In EDAFMNet one can also specify pretrained weights of several types to download to the model using the trained_weights argument:

  • 'base': The base model used for all predictions in the main ED-AFM paper and used for comparison in the various test in the supplementary information of the paper.
  • 'single-channel': Model trained on only a single CO-tip AFM input.
  • 'CO-Cl': Model trained on alternative tip combination of CO and Cl.
  • 'Xe-Cl': Model trained on alternative tip combination of Xe and Cl.
  • 'constant-noise': Model trained using constant noise amplitude instead of normally distributed amplitude.
  • 'uniform-noise': Model trained using uniform random noise amplitude instead of normally distributed amplitude.
  • 'no-gradient': Model trained without background-gradient augmentation.
  • 'matched-tips': Model trained on data with matched tip distance between CO and Xe, instead of independently randomized distances.

The model weights can also be downloaded directly from https://www.dropbox.com/sh/1jd4h7ovpafg3uk/AACQX6C6Nks6RxGbvqb6vIo-a?dl=0. The weights are saved in the state_dict format of PyTorch.

Data and model training

We don't provide the full training/validation/test sets for download because they are very large (~1TiB in total). Instead, we provide the database of molecular geometries that can be used to generate the full dataset using ProbeParticleModel. The provided script generate_data.py does the data generation and will download the molecule database automatically. Alternatively, the molecule database can be downloaded directly from https://www.dropbox.com/s/z4113upq82puzht/Molecules_rebias_210611.tar.gz?dl=0.

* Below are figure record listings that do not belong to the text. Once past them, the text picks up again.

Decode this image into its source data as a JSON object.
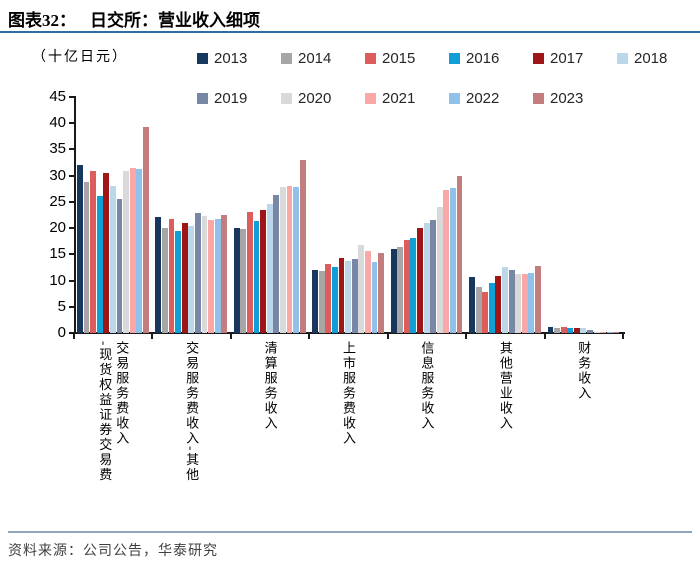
{
  "header": {
    "title_prefix": "图表32：",
    "title": "日交所：营业收入细项"
  },
  "footer": {
    "source": "资料来源：公司公告，华泰研究"
  },
  "chart_data": {
    "type": "bar",
    "title": "日交所：营业收入细项",
    "unit_label": "（十亿日元）",
    "ylabel": "十亿日元",
    "ylim": [
      0,
      45
    ],
    "yticks": [
      0,
      5,
      10,
      15,
      20,
      25,
      30,
      35,
      40,
      45
    ],
    "grid": false,
    "legend_position": "top",
    "categories": [
      "交易服务费收入-现货权益证券交易费",
      "交易服务费收入-其他",
      "清算服务收入",
      "上市服务费收入",
      "信息服务收入",
      "其他营业收入",
      "财务收入"
    ],
    "category_display_lines": [
      [
        "交易服务费收入",
        "-现货权益证券交易费"
      ],
      [
        "交易服务费收入-其他"
      ],
      [
        "清算服务收入"
      ],
      [
        "上市服务费收入"
      ],
      [
        "信息服务收入"
      ],
      [
        "其他营业收入"
      ],
      [
        "财务收入"
      ]
    ],
    "series": [
      {
        "name": "2013",
        "color": "#17375e",
        "values": [
          32.0,
          22.2,
          20.0,
          12.1,
          16.0,
          10.7,
          1.1
        ]
      },
      {
        "name": "2014",
        "color": "#a6a6a6",
        "values": [
          28.8,
          20.0,
          19.8,
          11.9,
          16.4,
          8.7,
          0.9
        ]
      },
      {
        "name": "2015",
        "color": "#dd5c5c",
        "values": [
          30.8,
          21.7,
          23.0,
          13.1,
          17.8,
          7.9,
          1.2
        ]
      },
      {
        "name": "2016",
        "color": "#0f9ed5",
        "values": [
          26.1,
          19.5,
          21.3,
          12.5,
          18.2,
          9.5,
          1.0
        ]
      },
      {
        "name": "2017",
        "color": "#9e1616",
        "values": [
          30.6,
          21.0,
          23.4,
          14.3,
          20.0,
          10.8,
          1.0
        ]
      },
      {
        "name": "2018",
        "color": "#bdd7ea",
        "values": [
          28.0,
          20.4,
          24.6,
          13.7,
          21.0,
          12.5,
          1.0
        ]
      },
      {
        "name": "2019",
        "color": "#7787a5",
        "values": [
          25.6,
          22.8,
          26.3,
          14.1,
          21.6,
          12.1,
          0.5
        ]
      },
      {
        "name": "2020",
        "color": "#d9d9d9",
        "values": [
          30.9,
          22.4,
          27.9,
          16.7,
          24.0,
          11.3,
          0.2
        ]
      },
      {
        "name": "2021",
        "color": "#f9a7a7",
        "values": [
          31.5,
          21.6,
          28.1,
          15.6,
          27.2,
          11.3,
          0.1
        ]
      },
      {
        "name": "2022",
        "color": "#8fc1ea",
        "values": [
          31.3,
          21.8,
          27.9,
          13.5,
          27.7,
          11.4,
          0.1
        ]
      },
      {
        "name": "2023",
        "color": "#c47d7d",
        "values": [
          39.2,
          22.5,
          32.9,
          15.3,
          29.9,
          12.8,
          0.1
        ]
      }
    ]
  }
}
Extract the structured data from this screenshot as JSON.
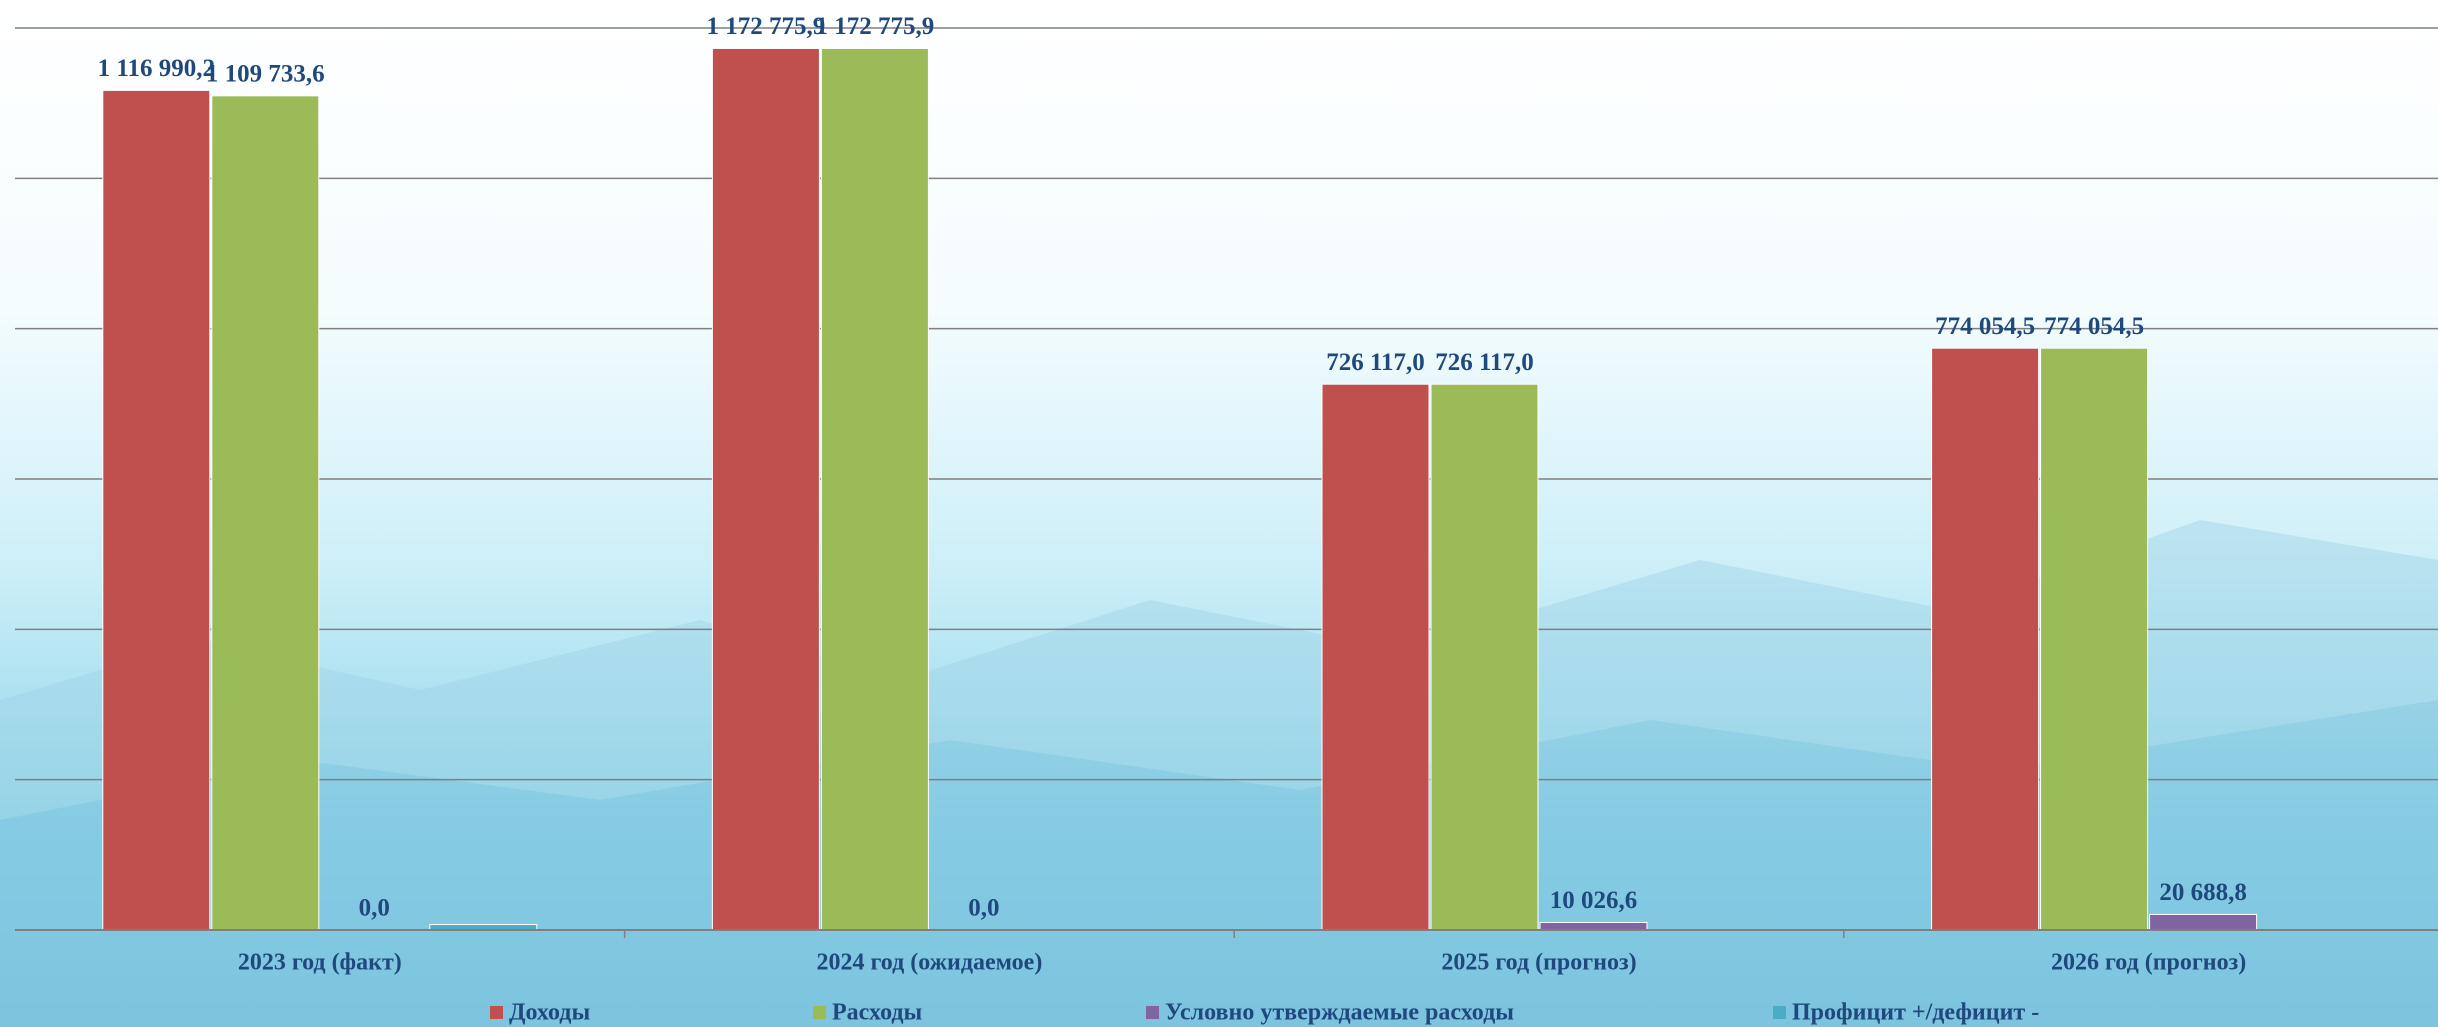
{
  "chart_data": {
    "type": "bar",
    "categories": [
      "2023 год (факт)",
      "2024 год (ожидаемое)",
      "2025 год (прогноз)",
      "2026 год (прогноз)"
    ],
    "series": [
      {
        "name": "Доходы",
        "color": "#c0504d",
        "values": [
          1116990.2,
          1172775.9,
          726117.0,
          774054.5
        ],
        "value_labels": [
          "1 116 990,2",
          "1 172 775,9",
          "726 117,0",
          "774 054,5"
        ]
      },
      {
        "name": "Расходы",
        "color": "#9bbb59",
        "values": [
          1109733.6,
          1172775.9,
          726117.0,
          774054.5
        ],
        "value_labels": [
          "1 109 733,6",
          "1 172 775,9",
          "726 117,0",
          "774 054,5"
        ]
      },
      {
        "name": "Условно утверждаемые расходы",
        "color": "#8064a2",
        "values": [
          0,
          0,
          10026.6,
          20688.8
        ],
        "value_labels": [
          "0,0",
          "0,0",
          "10 026,6",
          "20 688,8"
        ]
      },
      {
        "name": "Профицит +/дефицит -",
        "color": "#4bacc6",
        "values": [
          7256.6,
          0,
          0,
          0
        ],
        "value_labels": [
          null,
          null,
          null,
          null
        ]
      }
    ],
    "ylim": [
      0,
      1200000
    ],
    "yticks": [
      0,
      200000,
      400000,
      600000,
      800000,
      1000000,
      1200000
    ],
    "grid": true
  }
}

The model training can be done using the provided script train.py. Note that performing the training using all the same settings as we used requires a significant amount of time and also a significant amount VRAM on the GPU, likely more than can be found on a single GPU. In our case the model training took ~5 days using 4 x Nvidia Tesla V100 (32GB) GPUs. However, inference on the trained model can be done even on a single lower-end GPU or on CPU.

All the data used for the predictions in the paper can be found under the data directory.

Figures

The scripts used to generate most of the figures in the paper are provided under the directory figures. The scripts correspond to the figures as follows:

  • Fig. 1: sims.py
  • Fig. 2: ptcda.py
  • Fig. 3: bcb.py
  • Fig. 4: water.py
  • Fig. 5: surface_sims_bcb_water.py
  • Fig. S1: model_schem.tex
  • Fig. S3: stats.py*
  • Fig. S4: esmap_sample.py and then esmap_schem.tex
  • Fig. S5: stats_spring_constants.py*
  • Fig. S6: afm_stacks.py and afm_stacks2.py
  • Fig. S7: sims_hartree.py
  • Fig. S8: ptcda_surface_sim.py
  • Fig. S9: single_tip.py
  • Fig. S10: sims_Cl.py
  • Fig. S11: height_dependence.py
  • Fig. S12: extra_electron.py
  • Fig. S13: background_gradient.py

* Precalculated MSE values used by the plotting script are provided under figures/stats. The scripts used to calculate these values are also under figures/stats.

You can also use run_all.sh-script to run all of the scripts in one go. Note that compiling the .tex files additionally requires a working LaTex installation on your system.